L’inauguration de la grande synagogue d’Alger donne lieu à une description détaillée de l’édifice, mêlant styles mauresque et byzantin. L’auteur relate la solennité de la cérémonie, la richesse des décors, l’arche sainte et les processions, tout en soulignant l’émotion collective suscitée par l’événement. S’il adopte un ton respectueux envers le culte israélite, il conclut par une réflexion sur l’absence d’une cathédrale chrétienne comparable.
Dans « L’arrosage à Bab-el-Oued », une satire mêle accident, rêverie et utopie. À partir du problème très concret de la poussière et des aménagements défectueux du jardin Marengo et du nouveau lycée, le récit bascule dans un songe où ces espaces deviennent prospères, embellis et célébrés. L’ironie vise les lenteurs, les choix discutables et les faux-semblants municipaux.
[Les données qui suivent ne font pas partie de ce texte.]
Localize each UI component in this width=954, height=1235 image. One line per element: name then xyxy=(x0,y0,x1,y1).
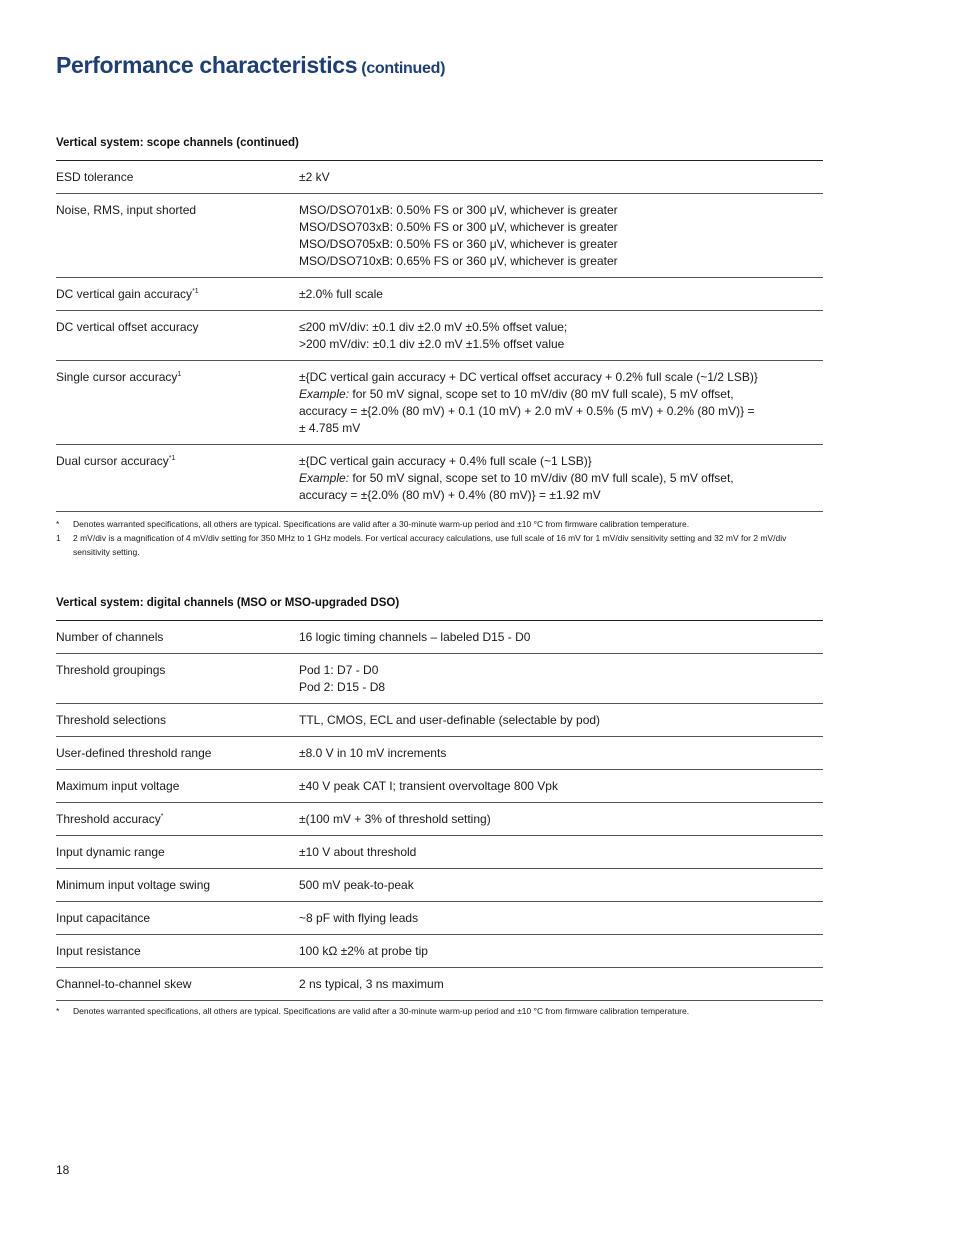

D’autres articles abordent la figure d’un chroniqueur disparu, puis la météorologie et le mal de mer. L’auteur critique les prétentions excessives des prévisions scientifiques, avant d’examiner, avec érudition et humour, les remèdes proposés contre le mal de mer, pour finir par exposer sa propre méthode fondée sur l’équilibre corporel. L’ensemble compose une chronique vive, mêlant observation, satire et réflexion sur le progrès urbain et scientifique.